On Thu, 25 Sep 2008, Howard Chu wrote:
Brett @Google wrote:
I was wondering if anybody is using syncrepl in the context of a hardware content switch or redundant environment.
Yes.
I am considering the edge case where a connection is redirected to a client, and :
a) client has no current data (new node introduced) b) client decides it needs to do a full refresh - perhaps it was down and missed a large number of updates
Yes, you need to keep all servers identical (as much as practical).
Seems to me that such a switch really isn't useful here. Also, if you're running an LDAP service where the network fabric can actually sustain more traffic than your LDAP servers, you've done something very strange. Considering that a dual-socket quad-core server running OpenLDAP can saturate a gigabit ethernet, I don't see how you can load-balance beyond that. The content switch will become the bottleneck.
It's not so much about saturating the wire (although our current switches do 2Gbps each, and I'm sure the next ones will be on the order of 6-8Gbps each, and we use more than one). It's about service availability -- taking down a slave and having everything else converge onto the remaining slaves in well under a second. A load balancer handles this much faster than the vast majority of clients configured with multiple servers, and there's no client delays as they vainly attempt down servers. You also don't have to worry about any software that only allows you to configure a single server.
If you're bringing up a brand new replica, just use a separate (virtual, if necessary) network interface while it's bootstrapping, and don't enable the main interface until it's caught up.
This is essentially what we do.

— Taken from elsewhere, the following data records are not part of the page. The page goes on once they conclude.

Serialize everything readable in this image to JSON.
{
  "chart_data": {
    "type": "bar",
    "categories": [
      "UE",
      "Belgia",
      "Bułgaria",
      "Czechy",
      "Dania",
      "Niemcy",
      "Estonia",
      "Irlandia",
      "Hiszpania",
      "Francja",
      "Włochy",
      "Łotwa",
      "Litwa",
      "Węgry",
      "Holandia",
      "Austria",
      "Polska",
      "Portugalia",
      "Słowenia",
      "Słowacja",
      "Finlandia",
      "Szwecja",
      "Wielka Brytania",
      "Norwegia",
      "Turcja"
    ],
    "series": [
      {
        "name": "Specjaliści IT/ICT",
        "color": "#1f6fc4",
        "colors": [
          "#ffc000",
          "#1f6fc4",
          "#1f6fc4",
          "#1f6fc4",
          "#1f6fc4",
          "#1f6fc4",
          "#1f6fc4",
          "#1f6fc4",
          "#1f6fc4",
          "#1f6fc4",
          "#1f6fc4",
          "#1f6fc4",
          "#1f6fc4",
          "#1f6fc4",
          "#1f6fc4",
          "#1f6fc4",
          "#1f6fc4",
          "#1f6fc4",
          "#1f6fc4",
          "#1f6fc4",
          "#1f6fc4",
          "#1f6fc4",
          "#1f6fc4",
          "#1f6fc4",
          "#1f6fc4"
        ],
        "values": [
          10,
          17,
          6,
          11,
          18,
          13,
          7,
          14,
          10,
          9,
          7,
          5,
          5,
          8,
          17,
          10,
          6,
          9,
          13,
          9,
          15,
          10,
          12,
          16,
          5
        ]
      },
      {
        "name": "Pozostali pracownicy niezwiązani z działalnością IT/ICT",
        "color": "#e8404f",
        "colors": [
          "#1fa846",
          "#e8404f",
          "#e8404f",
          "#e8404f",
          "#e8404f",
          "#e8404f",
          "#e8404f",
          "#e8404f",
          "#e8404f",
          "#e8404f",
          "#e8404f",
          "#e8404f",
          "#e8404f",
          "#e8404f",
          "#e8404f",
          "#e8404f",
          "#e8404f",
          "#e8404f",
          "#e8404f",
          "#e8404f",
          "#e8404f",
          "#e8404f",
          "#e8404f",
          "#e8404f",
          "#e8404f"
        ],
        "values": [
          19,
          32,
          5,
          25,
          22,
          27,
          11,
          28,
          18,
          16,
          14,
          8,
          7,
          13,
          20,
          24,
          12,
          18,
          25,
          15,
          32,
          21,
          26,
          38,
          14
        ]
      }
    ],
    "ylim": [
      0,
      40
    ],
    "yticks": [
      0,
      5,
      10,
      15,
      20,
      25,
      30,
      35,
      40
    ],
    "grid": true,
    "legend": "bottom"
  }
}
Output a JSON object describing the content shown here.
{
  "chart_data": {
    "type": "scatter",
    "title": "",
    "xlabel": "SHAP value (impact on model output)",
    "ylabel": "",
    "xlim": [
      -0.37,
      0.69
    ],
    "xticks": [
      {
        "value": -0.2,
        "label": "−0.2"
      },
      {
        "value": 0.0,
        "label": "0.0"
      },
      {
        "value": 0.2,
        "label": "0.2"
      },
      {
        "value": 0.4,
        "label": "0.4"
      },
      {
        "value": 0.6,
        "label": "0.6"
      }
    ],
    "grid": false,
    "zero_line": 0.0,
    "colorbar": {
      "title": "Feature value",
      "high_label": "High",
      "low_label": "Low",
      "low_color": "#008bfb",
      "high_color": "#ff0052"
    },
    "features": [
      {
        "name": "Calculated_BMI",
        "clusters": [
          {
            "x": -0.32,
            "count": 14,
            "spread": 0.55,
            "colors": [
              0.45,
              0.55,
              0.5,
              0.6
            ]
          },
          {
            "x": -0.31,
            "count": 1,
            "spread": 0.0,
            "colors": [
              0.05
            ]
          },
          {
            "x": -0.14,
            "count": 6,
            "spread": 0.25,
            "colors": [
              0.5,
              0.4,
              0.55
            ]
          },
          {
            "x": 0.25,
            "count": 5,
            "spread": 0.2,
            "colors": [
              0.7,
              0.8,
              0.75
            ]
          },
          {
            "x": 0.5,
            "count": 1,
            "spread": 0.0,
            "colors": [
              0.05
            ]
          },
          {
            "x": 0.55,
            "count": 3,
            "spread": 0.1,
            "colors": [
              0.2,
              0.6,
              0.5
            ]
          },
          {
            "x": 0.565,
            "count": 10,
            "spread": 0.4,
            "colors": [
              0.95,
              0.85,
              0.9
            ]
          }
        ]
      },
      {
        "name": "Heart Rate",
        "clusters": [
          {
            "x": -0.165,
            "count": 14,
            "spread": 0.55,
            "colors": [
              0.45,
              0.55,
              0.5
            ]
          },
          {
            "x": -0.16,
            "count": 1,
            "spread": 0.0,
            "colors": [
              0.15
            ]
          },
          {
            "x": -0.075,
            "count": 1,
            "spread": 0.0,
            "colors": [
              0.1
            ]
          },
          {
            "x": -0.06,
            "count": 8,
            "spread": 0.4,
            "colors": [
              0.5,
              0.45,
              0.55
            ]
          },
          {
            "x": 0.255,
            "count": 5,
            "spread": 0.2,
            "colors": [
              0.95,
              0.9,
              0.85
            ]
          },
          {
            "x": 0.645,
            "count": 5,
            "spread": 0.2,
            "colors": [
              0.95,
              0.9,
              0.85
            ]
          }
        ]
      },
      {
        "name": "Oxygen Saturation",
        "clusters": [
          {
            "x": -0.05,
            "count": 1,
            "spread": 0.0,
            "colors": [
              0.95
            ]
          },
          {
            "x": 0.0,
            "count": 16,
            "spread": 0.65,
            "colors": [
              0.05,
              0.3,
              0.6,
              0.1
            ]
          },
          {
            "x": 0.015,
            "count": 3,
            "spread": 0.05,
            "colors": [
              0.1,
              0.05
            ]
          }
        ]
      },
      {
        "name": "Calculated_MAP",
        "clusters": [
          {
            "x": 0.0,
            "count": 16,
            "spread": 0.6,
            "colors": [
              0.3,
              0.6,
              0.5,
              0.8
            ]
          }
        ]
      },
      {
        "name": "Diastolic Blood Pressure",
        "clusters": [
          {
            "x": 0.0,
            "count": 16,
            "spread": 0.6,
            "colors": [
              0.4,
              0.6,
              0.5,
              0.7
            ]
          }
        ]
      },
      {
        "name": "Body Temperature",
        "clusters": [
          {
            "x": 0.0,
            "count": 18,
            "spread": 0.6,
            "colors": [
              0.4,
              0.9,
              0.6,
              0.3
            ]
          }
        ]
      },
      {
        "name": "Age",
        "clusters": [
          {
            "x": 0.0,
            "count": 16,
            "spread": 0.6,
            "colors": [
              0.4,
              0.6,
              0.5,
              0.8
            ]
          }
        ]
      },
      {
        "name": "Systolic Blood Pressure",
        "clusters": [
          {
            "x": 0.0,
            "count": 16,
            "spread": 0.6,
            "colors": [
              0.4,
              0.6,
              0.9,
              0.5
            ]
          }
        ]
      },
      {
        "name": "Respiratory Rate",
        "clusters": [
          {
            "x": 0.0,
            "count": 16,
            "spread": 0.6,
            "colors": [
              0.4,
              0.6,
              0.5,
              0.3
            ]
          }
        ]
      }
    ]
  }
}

We start with slapadd -q from recent LDIF. Then, to catch "late breaking changes," we slapd -h ldapi:///. During both of these procedures, there's nothing listening on the network, so the load balancer marks the node as failed. Once contextCSNs appear in sync (discussed at length in the archives), restart slapd with listeners.
Strictly speaking, you could consider one of the contextCSN checks as a custom load balancer check. This might be a bit dangerous, though, since syncrepl only guarantees eventual convergence. It's theoretically possible that all your slaves would fail out during a particularly large refresh. You'll have to decide for yourself if it's more dangerous to be serving stale data or to be serving no data. We don't do this, because we'd rather be serving stale.